L’augmentation continue de la fiscalité indirecte à Orléans.

Le conseil municipal du 22 septembre 2014 a adopté une délibération portant au maximum le coefficient multiplicateur retenu pour la taxe sur la consommation finale d’électricité.

Voilà une délibération au caractère apparemment technique qui est en réalité très politique.

Rappelons d’abord quelques éléments, et en premier lieu que les contributions et les taxes hors TVA représentent 14.9% du prix de l’électricité.

  • La CTA (Contribution Tarifaire d’Acheminement, 2.2%) qui est proportionnelle au coût de l’acheminement de l’électricité
  • les TCFE (Taxes sur la Consommation Finale d’Electricité, 6.4%). Ces taxes sont retransmises par les fournisseurs aux collectivités locales ou à l’Etat selon les cas.
  • En outre, L’article 23 de la loi (n°2010-1488) du 7 décembre 2010 portant nouvelle organisation du marché de l’électricité (NOME) a institué une taxe intérieure sur la consommation finale d’électricité, fournie ou consommée sous une puissance souscrite inférieure à 250 Kva.

Les collectivités locales et leurs groupements ont la possibilité d’appliquer à ces tarifs un coefficient multiplicateur, ce qui n’existait avant 2011. La taxe sur l’électricité est donc une recette fiscale pour la ville, payée par tous sans distinction.

            Le taux appliqué pour cette recette dépend du choix du conseil municipal. Le coefficient de TCFE à appliquer varie de 0 à 8.50% pour une commune.
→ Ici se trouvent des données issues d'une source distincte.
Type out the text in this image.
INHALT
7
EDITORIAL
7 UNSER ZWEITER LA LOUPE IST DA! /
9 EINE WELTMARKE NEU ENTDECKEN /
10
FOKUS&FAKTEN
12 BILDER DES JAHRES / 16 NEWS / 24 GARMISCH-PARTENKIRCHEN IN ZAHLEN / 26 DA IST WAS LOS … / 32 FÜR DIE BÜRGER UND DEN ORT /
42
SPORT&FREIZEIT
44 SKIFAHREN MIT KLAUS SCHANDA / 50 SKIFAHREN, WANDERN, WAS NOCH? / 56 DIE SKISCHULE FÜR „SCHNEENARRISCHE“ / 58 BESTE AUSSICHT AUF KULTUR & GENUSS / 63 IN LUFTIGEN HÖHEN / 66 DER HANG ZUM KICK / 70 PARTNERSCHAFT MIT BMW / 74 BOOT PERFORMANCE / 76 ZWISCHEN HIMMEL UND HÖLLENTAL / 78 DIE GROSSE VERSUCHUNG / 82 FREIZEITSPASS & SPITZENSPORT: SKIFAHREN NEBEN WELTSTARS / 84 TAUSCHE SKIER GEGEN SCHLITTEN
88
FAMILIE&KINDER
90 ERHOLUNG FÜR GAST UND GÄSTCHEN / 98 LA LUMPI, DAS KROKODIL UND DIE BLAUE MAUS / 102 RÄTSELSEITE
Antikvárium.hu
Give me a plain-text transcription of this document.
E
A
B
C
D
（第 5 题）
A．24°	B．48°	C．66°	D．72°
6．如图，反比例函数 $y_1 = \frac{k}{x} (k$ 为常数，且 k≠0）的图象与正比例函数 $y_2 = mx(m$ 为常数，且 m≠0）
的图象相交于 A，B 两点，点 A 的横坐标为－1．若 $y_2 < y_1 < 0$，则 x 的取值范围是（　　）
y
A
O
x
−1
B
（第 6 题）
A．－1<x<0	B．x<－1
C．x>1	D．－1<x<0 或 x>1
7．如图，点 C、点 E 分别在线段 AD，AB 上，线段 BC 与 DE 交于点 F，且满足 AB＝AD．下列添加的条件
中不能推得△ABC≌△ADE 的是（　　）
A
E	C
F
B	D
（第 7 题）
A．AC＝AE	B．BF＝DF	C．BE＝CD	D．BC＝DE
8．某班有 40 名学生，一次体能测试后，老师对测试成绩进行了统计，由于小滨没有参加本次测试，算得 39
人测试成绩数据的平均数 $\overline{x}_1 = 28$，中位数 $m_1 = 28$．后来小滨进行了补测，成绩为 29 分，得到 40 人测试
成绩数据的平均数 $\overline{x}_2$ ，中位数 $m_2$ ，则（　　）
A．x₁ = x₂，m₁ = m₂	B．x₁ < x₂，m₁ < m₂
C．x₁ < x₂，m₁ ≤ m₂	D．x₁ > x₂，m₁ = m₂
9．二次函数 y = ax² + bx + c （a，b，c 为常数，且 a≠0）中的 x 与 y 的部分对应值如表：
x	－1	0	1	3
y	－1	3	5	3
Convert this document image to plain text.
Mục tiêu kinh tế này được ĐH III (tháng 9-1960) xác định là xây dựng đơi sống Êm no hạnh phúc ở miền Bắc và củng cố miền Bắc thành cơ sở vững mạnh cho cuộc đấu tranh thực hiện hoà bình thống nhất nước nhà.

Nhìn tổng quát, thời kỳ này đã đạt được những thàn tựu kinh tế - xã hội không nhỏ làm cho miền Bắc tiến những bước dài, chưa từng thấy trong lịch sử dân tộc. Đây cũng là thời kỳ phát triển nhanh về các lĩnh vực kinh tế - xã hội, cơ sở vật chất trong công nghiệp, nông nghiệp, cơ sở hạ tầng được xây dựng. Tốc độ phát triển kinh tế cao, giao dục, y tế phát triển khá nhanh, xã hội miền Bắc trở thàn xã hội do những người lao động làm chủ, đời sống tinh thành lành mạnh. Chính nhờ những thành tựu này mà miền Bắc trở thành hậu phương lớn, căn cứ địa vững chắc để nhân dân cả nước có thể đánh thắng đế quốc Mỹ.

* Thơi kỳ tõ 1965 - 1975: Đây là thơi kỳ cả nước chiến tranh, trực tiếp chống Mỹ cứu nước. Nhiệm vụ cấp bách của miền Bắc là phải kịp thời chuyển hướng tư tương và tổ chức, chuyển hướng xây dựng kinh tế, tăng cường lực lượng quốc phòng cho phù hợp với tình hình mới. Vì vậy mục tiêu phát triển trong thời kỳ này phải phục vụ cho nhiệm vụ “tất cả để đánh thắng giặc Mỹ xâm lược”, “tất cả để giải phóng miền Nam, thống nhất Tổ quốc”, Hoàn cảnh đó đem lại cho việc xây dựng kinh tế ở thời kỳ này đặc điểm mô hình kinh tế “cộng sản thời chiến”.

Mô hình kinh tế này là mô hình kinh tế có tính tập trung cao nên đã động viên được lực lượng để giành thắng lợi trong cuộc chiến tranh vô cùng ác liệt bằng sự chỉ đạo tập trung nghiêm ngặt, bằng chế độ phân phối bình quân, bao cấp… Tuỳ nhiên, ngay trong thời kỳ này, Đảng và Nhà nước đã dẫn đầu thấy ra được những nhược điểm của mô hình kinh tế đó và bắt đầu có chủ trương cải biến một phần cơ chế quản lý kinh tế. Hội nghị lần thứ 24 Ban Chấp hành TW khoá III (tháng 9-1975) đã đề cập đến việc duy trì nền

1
Il faut savoir que le Code Général des Collectivités Territoriales prévoit que la limite supérieure du coefficient multiplicateur soit actualisée en proportion de l’indice moyen des prix à la consommation hors tabac établi pour l’année précédente par rapport au même indice établi pour l’année en suivante. Elle doit être votée avant le 1er octobre de l’année en cours pour être validé l’année suivante.

Taxe électricité OrléansPour rappel, voici l’évolution des taux votés à Orléans par la majorité UMP depuis la création de ce dispositif :

  • 2011 : 8.12
  • 2012 : 8.28
  • 2013 : 8.44
  • 2014 : 8. 50

A chaque fois, la ville n’a pas choisi zéro, ni trois ou quatre mais bien le maximum autorisé pour l’application de ce coefficient multiplicateur. Depuis le remplacement de la TLE (taxe locale sur l’électricité) par la TCFE en 2010 la VO a toujours opté pour le taux maximum.

Chacun de nous peut sur sa facture voir combien lui coûte cet impôt maquillé. Il revient en moyenne entre 100 euros et 130 euros pour une famille de quatre personnes.

A noter également qu’il n’y a pas d’obligation d’affectation sur la recette de cette taxe, alors que cette recette, en perpétuelle augmentation, pourrait servir à la rénovation et l’enfouissement des lignes et les réhabilitations des voiries. Or, on constate qu’en la matière, l’investissement est un investissement choisi et ciblé comme le quartier Bannier et Dunois alors que le quartier Blossières ou d’autres sont largement mois concernés par la poitique d’enfouissement des réseaux.

Enfin et surtout, cet impôt indirect déguisé est particulièrement inégalitaire, puisqu’il touche tout le monde en fonction de sa consommation, et qu’il impacte particulièrement les familles les plus modestes, celles qui n’ont bien souvent pas les moyens de faire isoler leur logement. Cela à une époque où les dépenses énergétiques pèsent de plus en plus dans le budget des ménages.

C’est la raison pour laquelle le groupe socialistes verts et apparentés a voté contre cette délibération, tout comme il l’avait fait les années précédentes.